Смерть взговорила: «Косу точу!»

 
   Опустилась на колени перед столом и навзрыд заплакала:
   – Голубь-голубой, мой Степанушко! Вот, вот и свиделись… А сказал соколик: «Не видаться!» Да что ты, баба, наладилась в путь, а воешь! Нечего уж тут… лежебока! Берись за работу… Понесу, сокол, твою головушку по Москве, а упрячу, окручу ее в камкосиную скатерть. Коли стретят злые – скажу:
   – Несу любимое, родное… Не дам его никому – судите заедино с ним… Закопайте меня в лютую яму… Ой, берись! Буде… слезы… буде!

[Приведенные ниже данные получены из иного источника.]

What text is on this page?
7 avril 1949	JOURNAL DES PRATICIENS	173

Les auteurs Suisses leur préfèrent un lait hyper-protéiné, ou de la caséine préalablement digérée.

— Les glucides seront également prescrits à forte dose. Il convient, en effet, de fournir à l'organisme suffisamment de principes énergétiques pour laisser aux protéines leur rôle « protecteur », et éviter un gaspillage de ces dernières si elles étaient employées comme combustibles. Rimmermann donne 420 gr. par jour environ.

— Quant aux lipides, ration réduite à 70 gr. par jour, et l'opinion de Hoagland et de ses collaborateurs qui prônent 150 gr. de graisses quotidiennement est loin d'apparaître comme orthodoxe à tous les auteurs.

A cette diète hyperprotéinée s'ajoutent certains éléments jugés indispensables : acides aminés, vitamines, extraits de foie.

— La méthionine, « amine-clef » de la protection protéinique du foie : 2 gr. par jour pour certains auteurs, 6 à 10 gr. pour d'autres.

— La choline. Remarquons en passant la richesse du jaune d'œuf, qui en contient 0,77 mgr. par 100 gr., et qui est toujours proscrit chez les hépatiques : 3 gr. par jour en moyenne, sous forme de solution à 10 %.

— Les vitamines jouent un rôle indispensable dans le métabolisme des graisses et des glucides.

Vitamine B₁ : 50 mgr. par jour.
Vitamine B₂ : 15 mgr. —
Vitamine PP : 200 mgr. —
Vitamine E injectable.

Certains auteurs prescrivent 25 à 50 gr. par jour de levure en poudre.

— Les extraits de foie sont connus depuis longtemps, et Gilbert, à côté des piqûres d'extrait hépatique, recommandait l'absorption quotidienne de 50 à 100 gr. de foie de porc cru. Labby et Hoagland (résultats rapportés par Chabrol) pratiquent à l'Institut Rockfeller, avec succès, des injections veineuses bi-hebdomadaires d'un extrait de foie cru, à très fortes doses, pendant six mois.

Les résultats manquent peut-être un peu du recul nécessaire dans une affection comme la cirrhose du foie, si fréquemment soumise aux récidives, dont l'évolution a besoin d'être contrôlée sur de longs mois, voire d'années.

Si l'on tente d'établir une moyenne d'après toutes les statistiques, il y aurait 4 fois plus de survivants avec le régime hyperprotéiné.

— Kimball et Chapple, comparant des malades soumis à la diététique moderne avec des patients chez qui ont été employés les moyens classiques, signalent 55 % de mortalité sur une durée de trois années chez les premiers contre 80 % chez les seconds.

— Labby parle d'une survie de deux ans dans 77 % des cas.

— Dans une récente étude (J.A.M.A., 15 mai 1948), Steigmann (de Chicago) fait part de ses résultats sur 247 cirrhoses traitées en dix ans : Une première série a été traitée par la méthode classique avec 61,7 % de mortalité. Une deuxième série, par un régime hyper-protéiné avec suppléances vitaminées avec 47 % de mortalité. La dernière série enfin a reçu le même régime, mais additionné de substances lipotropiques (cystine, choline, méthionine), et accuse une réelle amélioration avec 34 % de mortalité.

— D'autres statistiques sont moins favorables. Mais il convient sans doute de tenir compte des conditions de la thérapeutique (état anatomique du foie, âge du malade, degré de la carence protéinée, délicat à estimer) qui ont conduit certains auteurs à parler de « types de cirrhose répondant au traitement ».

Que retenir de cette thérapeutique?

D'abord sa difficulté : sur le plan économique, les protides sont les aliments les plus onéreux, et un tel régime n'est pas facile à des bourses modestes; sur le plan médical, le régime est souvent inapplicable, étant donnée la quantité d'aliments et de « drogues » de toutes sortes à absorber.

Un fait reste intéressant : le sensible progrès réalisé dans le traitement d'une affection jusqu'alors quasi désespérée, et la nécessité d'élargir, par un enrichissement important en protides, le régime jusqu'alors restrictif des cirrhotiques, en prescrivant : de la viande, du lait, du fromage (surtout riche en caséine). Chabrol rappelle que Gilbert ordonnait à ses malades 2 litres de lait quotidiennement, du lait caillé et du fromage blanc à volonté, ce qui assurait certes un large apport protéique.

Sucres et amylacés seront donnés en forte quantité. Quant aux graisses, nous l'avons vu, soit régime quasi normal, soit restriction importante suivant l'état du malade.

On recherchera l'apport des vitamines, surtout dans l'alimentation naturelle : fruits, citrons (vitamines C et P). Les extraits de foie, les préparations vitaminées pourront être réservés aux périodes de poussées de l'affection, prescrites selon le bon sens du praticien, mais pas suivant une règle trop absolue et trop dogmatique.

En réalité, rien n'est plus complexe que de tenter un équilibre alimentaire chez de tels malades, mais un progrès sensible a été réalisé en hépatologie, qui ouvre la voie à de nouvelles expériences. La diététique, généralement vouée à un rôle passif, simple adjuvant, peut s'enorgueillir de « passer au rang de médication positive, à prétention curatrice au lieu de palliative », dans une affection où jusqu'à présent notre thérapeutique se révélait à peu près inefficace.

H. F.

   Цепляясь за стол, поднялась, прошла в прируб, оттуда принесла кувшин серебряный с водой и на плече полотенце. Плескала водой на измазанную грязью и кровью голову атамана, корила себя и плакала неудержимо:
   – Баба так уж баба! Глаза твои мокрые… ой, на мокром… Голубь… голубой… умою твое личико водой студеной. А я на торгу была и чула – стрельцов-то, кои меня выволокли из ямы, истцы-сыщики ищут, всю-то Москву перерыли, да не нашли… По начальнику весь сыск пошел… он-де пузатой… Соколик, сыщут тебя, и на дыбу с тобой… Да открой же оченьки!

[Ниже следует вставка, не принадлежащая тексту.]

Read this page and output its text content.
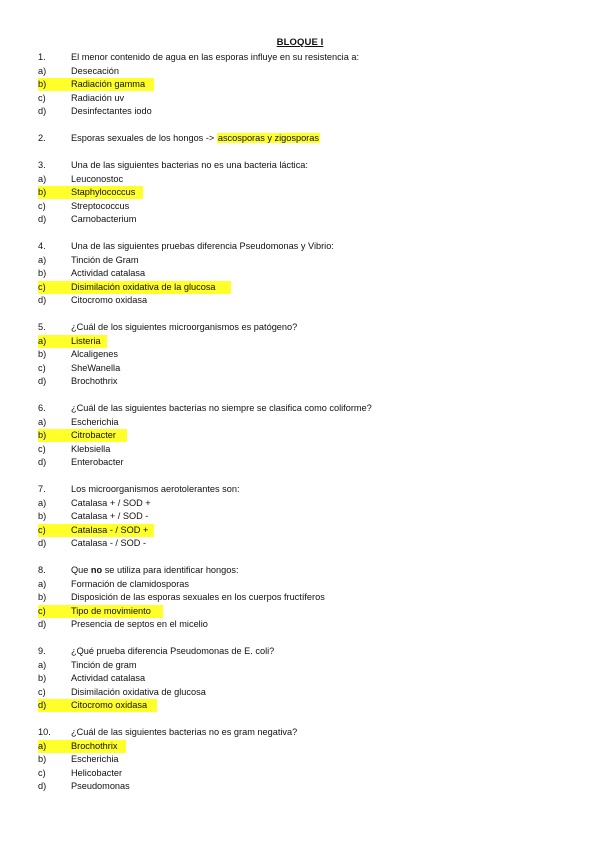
BLOQUE I
1.	El menor contenido de agua en las esporas influye en su resistencia a:
a)	Desecación
b)	Radiación gamma
c)	Radiación uv
d)	Desinfectantes iodo
2.	Esporas sexuales de los hongos -> ascosporas y zigosporas
3.	Una de las siguientes bacterias no es una bacteria láctica:
a)	Leuconostoc
b)	Staphylococcus
c)	Streptococcus
d)	Carnobacterium
4.	Una de las siguientes pruebas diferencia Pseudomonas y Vibrio:
a)	Tinción de Gram
b)	Actividad catalasa
c)	Disimilación oxidativa de la glucosa
d)	Citocromo oxidasa
5.	¿Cuál de los siguientes microorganismos es patógeno?
a)	Listeria
b)	Alcaligenes
c)	SheWanella
d)	Brochothrix
6.	¿Cuál de las siguientes bacterias no siempre se clasifica como coliforme?
a)	Escherichia
b)	Citrobacter
c)	Klebsiella
d)	Enterobacter
7.	Los microorganismos aerotolerantes son:
a)	Catalasa + / SOD +
b)	Catalasa + / SOD -
c)	Catalasa - / SOD +
d)	Catalasa - / SOD -
8.	Que no se utiliza para identificar hongos:
a)	Formación de clamidosporas
b)	Disposición de las esporas sexuales en los cuerpos fructíferos
c)	Tipo de movimiento
d)	Presencia de septos en el micelio
9.	¿Qué prueba diferencia Pseudomonas de E. coli?
a)	Tinción de gram
b)	Actividad catalasa
c)	Disimilación oxidativa de glucosa
d)	Citocromo oxidasa
10.	¿Cuál de las siguientes bacterias no es gram negativa?
a)	Brochothrix
b)	Escherichia
c)	Helicobacter
d)	Pseudomonas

   Обмыла лицо и бороду, лоб и плохо заживший от сабли Шпыня шрам, открыла Разину глаза. И глянули потускневшие глаза еще раз, не дрогнули больше брови, хмурые и грозные.

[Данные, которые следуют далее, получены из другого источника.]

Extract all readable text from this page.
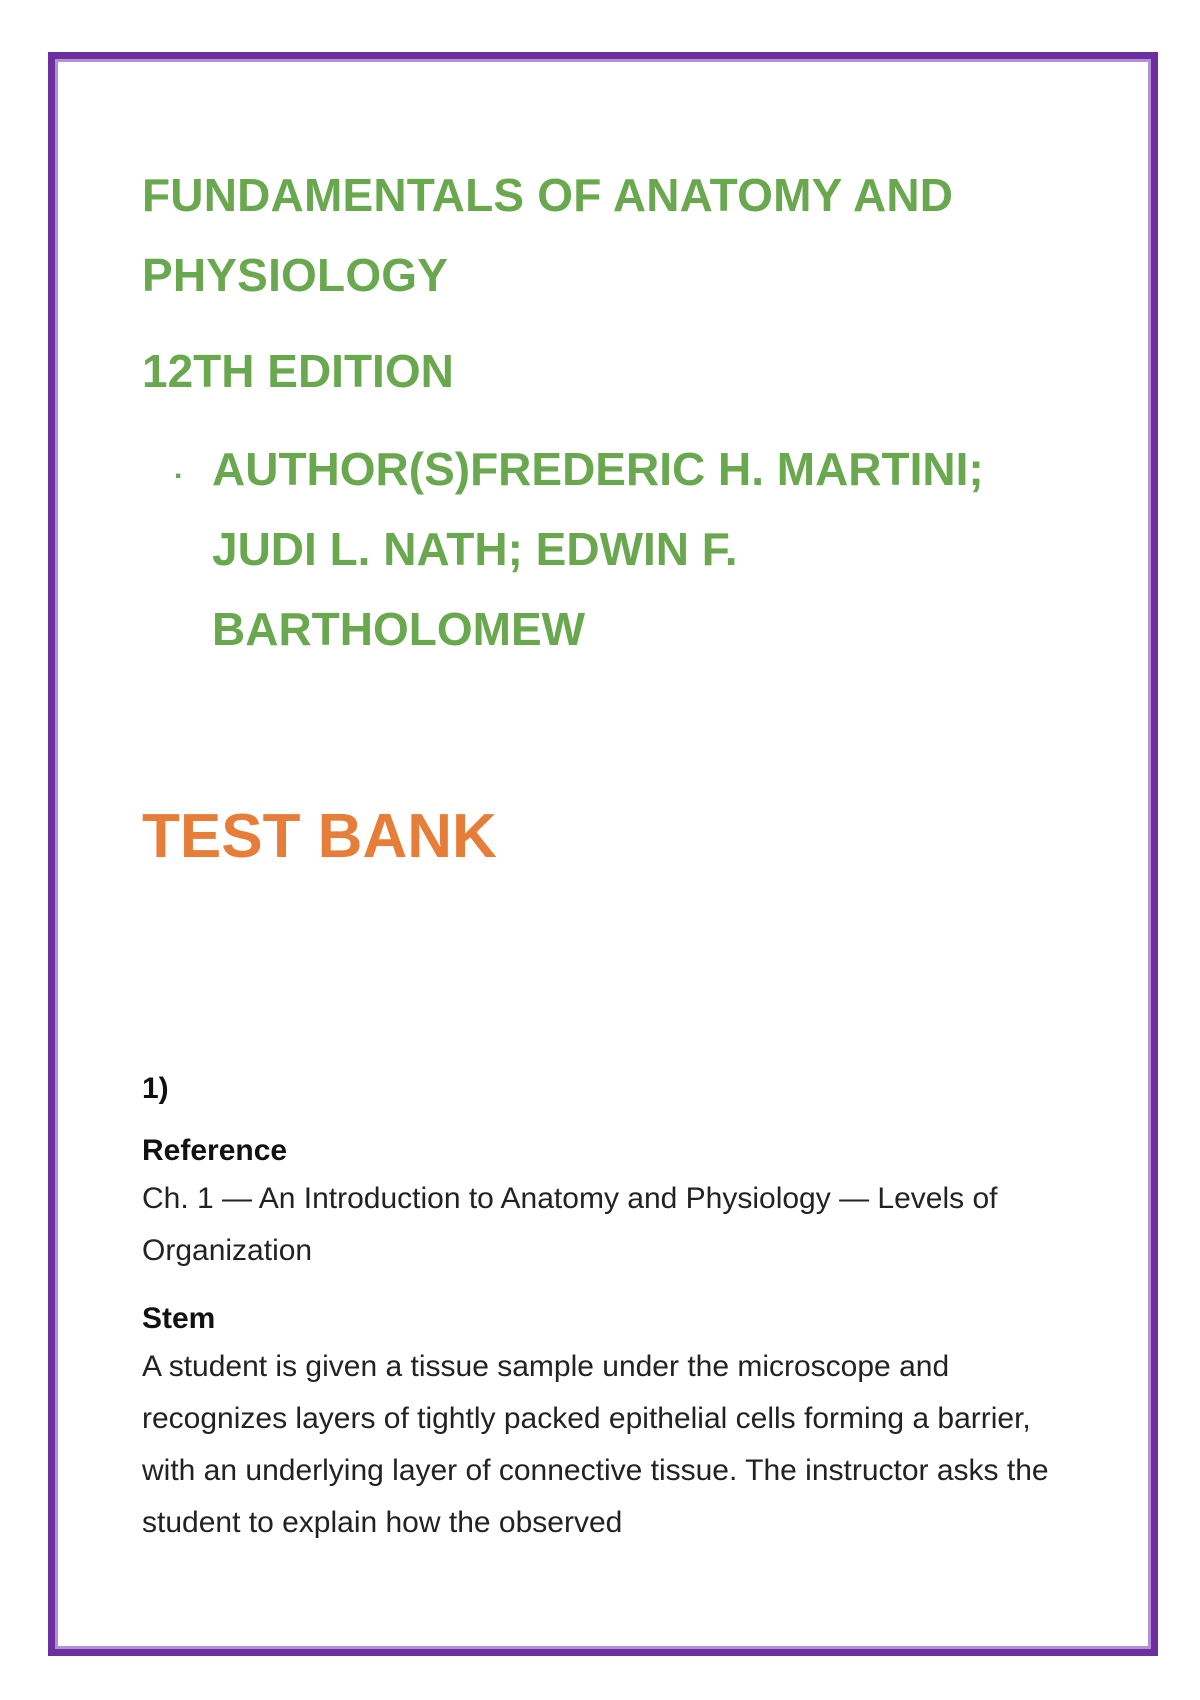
FUNDAMENTALS OF ANATOMY AND PHYSIOLOGY
12TH EDITION
. AUTHOR(S)FREDERIC H. MARTINI; JUDI L. NATH; EDWIN F. BARTHOLOMEW

TEST BANK

1)

Reference

Ch. 1 — An Introduction to Anatomy and Physiology — Levels of Organization

Stem

A student is given a tissue sample under the microscope and recognizes layers of tightly packed epithelial cells forming a barrier, with an underlying layer of connective tissue. The instructor asks the student to explain how the observed
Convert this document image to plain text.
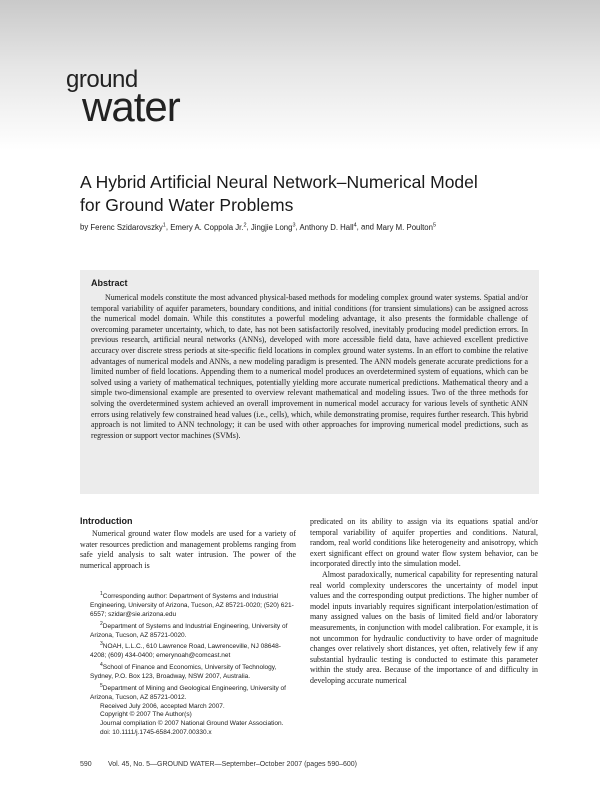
ground
water
A Hybrid Artificial Neural Network–Numerical Model
for Ground Water Problems
by Ferenc Szidarovszky$^1$, Emery A. Coppola Jr.$^2$, Jingjie Long$^3$, Anthony D. Hall$^4$, and Mary M. Poulton$^5$
Abstract

Numerical models constitute the most advanced physical-based methods for modeling complex ground water systems. Spatial and/or temporal variability of aquifer parameters, boundary conditions, and initial conditions (for transient simulations) can be assigned across the numerical model domain. While this constitutes a powerful modeling advantage, it also presents the formidable challenge of overcoming parameter uncertainty, which, to date, has not been satisfactorily resolved, inevitably producing model prediction errors. In previous research, artificial neural networks (ANNs), developed with more accessible field data, have achieved excellent predictive accuracy over discrete stress periods at site-specific field locations in complex ground water systems. In an effort to combine the relative advantages of numerical models and ANNs, a new modeling paradigm is presented. The ANN models generate accurate predictions for a limited number of field locations. Appending them to a numerical model produces an overdetermined system of equations, which can be solved using a variety of mathematical techniques, potentially yielding more accurate numerical predictions. Mathematical theory and a simple two-dimensional example are presented to overview relevant mathematical and modeling issues. Two of the three methods for solving the overdetermined system achieved an overall improvement in numerical model accuracy for various levels of synthetic ANN errors using relatively few constrained head values (i.e., cells), which, while demonstrating promise, requires further research. This hybrid approach is not limited to ANN technology; it can be used with other approaches for improving numerical model predictions, such as regression or support vector machines (SVMs).

Introduction

Numerical ground water flow models are used for a variety of water resources prediction and management problems ranging from safe yield analysis to salt water intrusion. The power of the numerical approach is

$^1$Corresponding author: Department of Systems and Industrial Engineering, University of Arizona, Tucson, AZ 85721-0020; (520) 621-6557; szidar@sie.arizona.edu

$^2$Department of Systems and Industrial Engineering, University of Arizona, Tucson, AZ 85721-0020.

$^3$NOAH, L.L.C., 610 Lawrence Road, Lawrenceville, NJ 08648-4208; (609) 434-0400; emerynoah@comcast.net

$^4$School of Finance and Economics, University of Technology, Sydney, P.O. Box 123, Broadway, NSW 2007, Australia.

$^5$Department of Mining and Geological Engineering, University of Arizona, Tucson, AZ 85721-0012.

Received July 2006, accepted March 2007.

Copyright © 2007 The Author(s)

Journal compilation © 2007 National Ground Water Association.

doi: 10.1111/j.1745-6584.2007.00330.x

predicated on its ability to assign via its equations spatial and/or temporal variability of aquifer properties and conditions. Natural, random, real world conditions like heterogeneity and anisotropy, which exert significant effect on ground water flow system behavior, can be incorporated directly into the simulation model.

Almost paradoxically, numerical capability for representing natural real world complexity underscores the uncertainty of model input values and the corresponding output predictions. The higher number of model inputs invariably requires significant interpolation/estimation of many assigned values on the basis of limited field and/or laboratory measurements, in conjunction with model calibration. For example, it is not uncommon for hydraulic conductivity to have order of magnitude changes over relatively short distances, yet often, relatively few if any substantial hydraulic testing is conducted to estimate this parameter within the study area. Because of the importance of and difficulty in developing accurate numerical

590 Vol. 45, No. 5—GROUND WATER—September–October 2007 (pages 590–600)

   – Вот так! Вот так… Ах, кабы, мой голубь, да словечко молвил – ой, може, молвишь что бедной бабе?! Нет уж, все прошло, минуло все, кануло, и жисть… жисть тоже. Пой ты, бессамыга! Пой, а то падешь, и никуда в путь… Ни… не отдам я тебя, мой голубь, сокол ясной, никакой крале!.. Перлами из жемчугов окручу твою головушку… Прикую сердце твое к моей кроватке золотыми цепями… Убаюкивать буду: спи, спи!.. Нет же, гляди, убаюкивать зачну. Пой, баба!

 
На тех огнях на светлыих
Котлы кипят да кипучие…
Баю, баю-бай!
Да восстань, мое дитятко,
Со стены ты сними свой булатный меч…
Секи, кроши губителей!
Баю, баю-бай…
Гроза пройдет да страшная,
Беда минет наносная…

 
   Кувшин звякнул на полу. Ириньица, широко раскрыв глаза, попятилась к постели:
   – Убит? Ой, убит! Не пройдет, не минет… Окаянные! Истерзали! Нечестивые и с царем опухлым! Лютые! Подожди, баба… сердце!.. сердце!